Sumner High and coach Keith Ross held their annual Spartan kids football camp as 104 campers came out to the four-day event last week at Sunset Chev Stadium.
With activities running rampant on Thursday, there was an unmistakable feeling that something great was happening.
With a team that went undefeated in league play while claiming the 3A South Puget Sound League title, there’s plenty of stars on Sumner’s roster that had campers excited from the get-go.
“The kids love coming out here, having the chance to work with the guys who they think of like superstars,” Ross said. “They come up to a lot of the guys like Connor (Wedington), or Tre (Weed) or Luke (Ross) wanting to get their autographs or pictures with them. The (players), they embrace that leadership role with the community.”
It was hard to tell who was having more fun at the camp as the coaches who ran the drills and events tended to blend into chorus of laughter and excitement.
This year, Ross brought back one of the more popular events at his football camps by re-implementing the pass and kick competition, where campers were challenged to see who can either throw the ball or kick it the farthest.
“The 7- and 8-year-olds are getting it past the 20 (yard line) — that’s been kind of surprising,” said Griffin Clark, who’s working his first camp as a coach after spending years as a camper.
It didn’t matter where the coaches played on the Sumner football team, they were all all-stars to the campers.
Sometimes that excitement boiled over as coaches would jump into the action, re-creating the childhood they remembered coming to the camp.

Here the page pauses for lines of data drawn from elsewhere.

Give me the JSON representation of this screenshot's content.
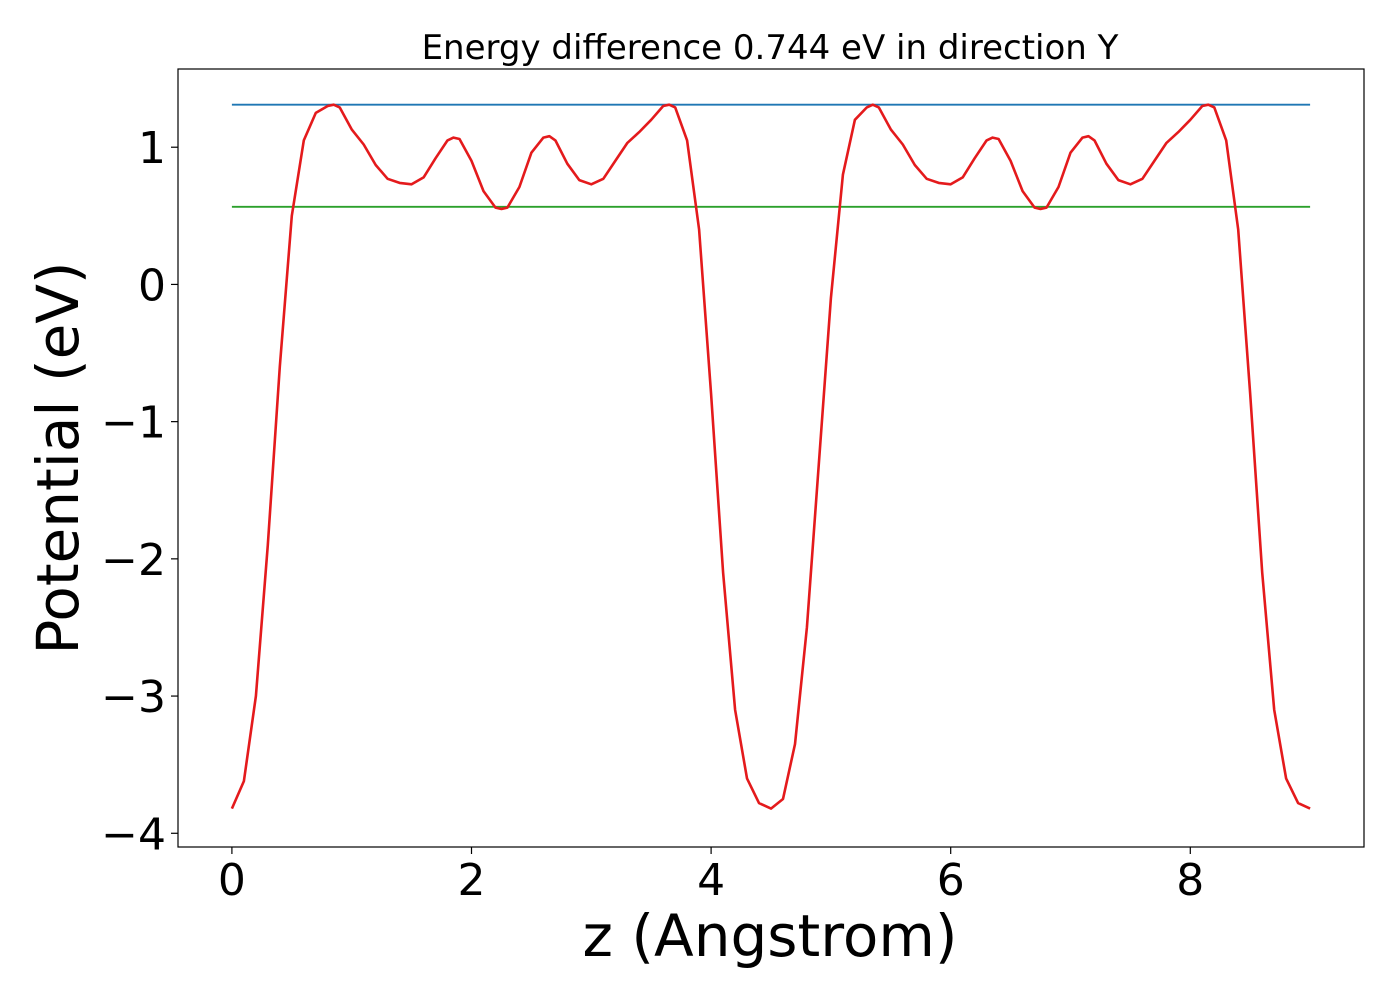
{
  "chart_data": {
    "type": "line",
    "title": "Energy difference 0.744 eV in direction Y",
    "xlabel": "z (Angstrom)",
    "ylabel": "Potential (eV)",
    "xlim": [
      -0.45,
      9.45
    ],
    "ylim": [
      -4.1,
      1.57
    ],
    "x_ticks": [
      {
        "value": 0,
        "label": "0"
      },
      {
        "value": 2,
        "label": "2"
      },
      {
        "value": 4,
        "label": "4"
      },
      {
        "value": 6,
        "label": "6"
      },
      {
        "value": 8,
        "label": "8"
      }
    ],
    "y_ticks": [
      {
        "value": -4,
        "label": "−4"
      },
      {
        "value": -3,
        "label": "−3"
      },
      {
        "value": -2,
        "label": "−2"
      },
      {
        "value": -1,
        "label": "−1"
      },
      {
        "value": 0,
        "label": "0"
      },
      {
        "value": 1,
        "label": "1"
      }
    ],
    "grid": false,
    "legend": false,
    "series": [
      {
        "color": "#1f77b4",
        "style": "hline",
        "x": [
          0,
          9.0
        ],
        "y": [
          1.31,
          1.31
        ]
      },
      {
        "color": "#2ca02c",
        "style": "hline",
        "x": [
          0,
          9.0
        ],
        "y": [
          0.566,
          0.566
        ]
      },
      {
        "color": "#e41a1c",
        "style": "line",
        "x": [
          0.0,
          0.1,
          0.2,
          0.3,
          0.4,
          0.5,
          0.6,
          0.7,
          0.8,
          0.85,
          0.9,
          1.0,
          1.1,
          1.2,
          1.3,
          1.4,
          1.5,
          1.6,
          1.7,
          1.8,
          1.85,
          1.9,
          2.0,
          2.1,
          2.2,
          2.25,
          2.3,
          2.4,
          2.5,
          2.6,
          2.65,
          2.7,
          2.8,
          2.9,
          3.0,
          3.1,
          3.2,
          3.3,
          3.4,
          3.5,
          3.6,
          3.65,
          3.7,
          3.8,
          3.9,
          4.0,
          4.1,
          4.2,
          4.3,
          4.4,
          4.5,
          4.6,
          4.7,
          4.8,
          4.9,
          5.0,
          5.1,
          5.2,
          5.3,
          5.35,
          5.4,
          5.5,
          5.6,
          5.7,
          5.8,
          5.9,
          6.0,
          6.1,
          6.2,
          6.3,
          6.35,
          6.4,
          6.5,
          6.6,
          6.7,
          6.75,
          6.8,
          6.9,
          7.0,
          7.1,
          7.15,
          7.2,
          7.3,
          7.4,
          7.5,
          7.6,
          7.7,
          7.8,
          7.9,
          8.0,
          8.1,
          8.15,
          8.2,
          8.3,
          8.4,
          8.5,
          8.6,
          8.7,
          8.8,
          8.9,
          9.0
        ],
        "y": [
          -3.82,
          -3.62,
          -3.0,
          -1.9,
          -0.6,
          0.5,
          1.05,
          1.25,
          1.3,
          1.31,
          1.29,
          1.13,
          1.02,
          0.87,
          0.77,
          0.74,
          0.73,
          0.78,
          0.92,
          1.05,
          1.07,
          1.06,
          0.9,
          0.68,
          0.56,
          0.55,
          0.56,
          0.71,
          0.96,
          1.07,
          1.08,
          1.05,
          0.88,
          0.76,
          0.73,
          0.77,
          0.9,
          1.03,
          1.11,
          1.2,
          1.3,
          1.31,
          1.29,
          1.05,
          0.4,
          -0.8,
          -2.1,
          -3.1,
          -3.6,
          -3.78,
          -3.82,
          -3.75,
          -3.35,
          -2.5,
          -1.3,
          -0.1,
          0.8,
          1.2,
          1.29,
          1.31,
          1.29,
          1.13,
          1.02,
          0.87,
          0.77,
          0.74,
          0.73,
          0.78,
          0.92,
          1.05,
          1.07,
          1.06,
          0.9,
          0.68,
          0.56,
          0.55,
          0.56,
          0.71,
          0.96,
          1.07,
          1.08,
          1.05,
          0.88,
          0.76,
          0.73,
          0.77,
          0.9,
          1.03,
          1.11,
          1.2,
          1.3,
          1.31,
          1.29,
          1.05,
          0.4,
          -0.8,
          -2.1,
          -3.1,
          -3.6,
          -3.78,
          -3.82
        ]
      }
    ]
  }
}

“The kids are having as much fun as the coaches,” right tackle Chase Skuza said.
Even with the fun and games, there was an understanding about what Ross wants his players to take away from these days at Sunset Chev. It’s a connection to a community. It’s giving back in order to gain so much more down the road.
“I’ve learned how to be a leader (coaching) at these camps,” quarterback Luke Ross said. “You’re put into that role in being a role model, and that forces you to have to be a leader to these kids.”
And by leading by voice and example, Luke Ross added.
If that was the goal of the Spartan football camp, then Sumner’s camp was a raving success.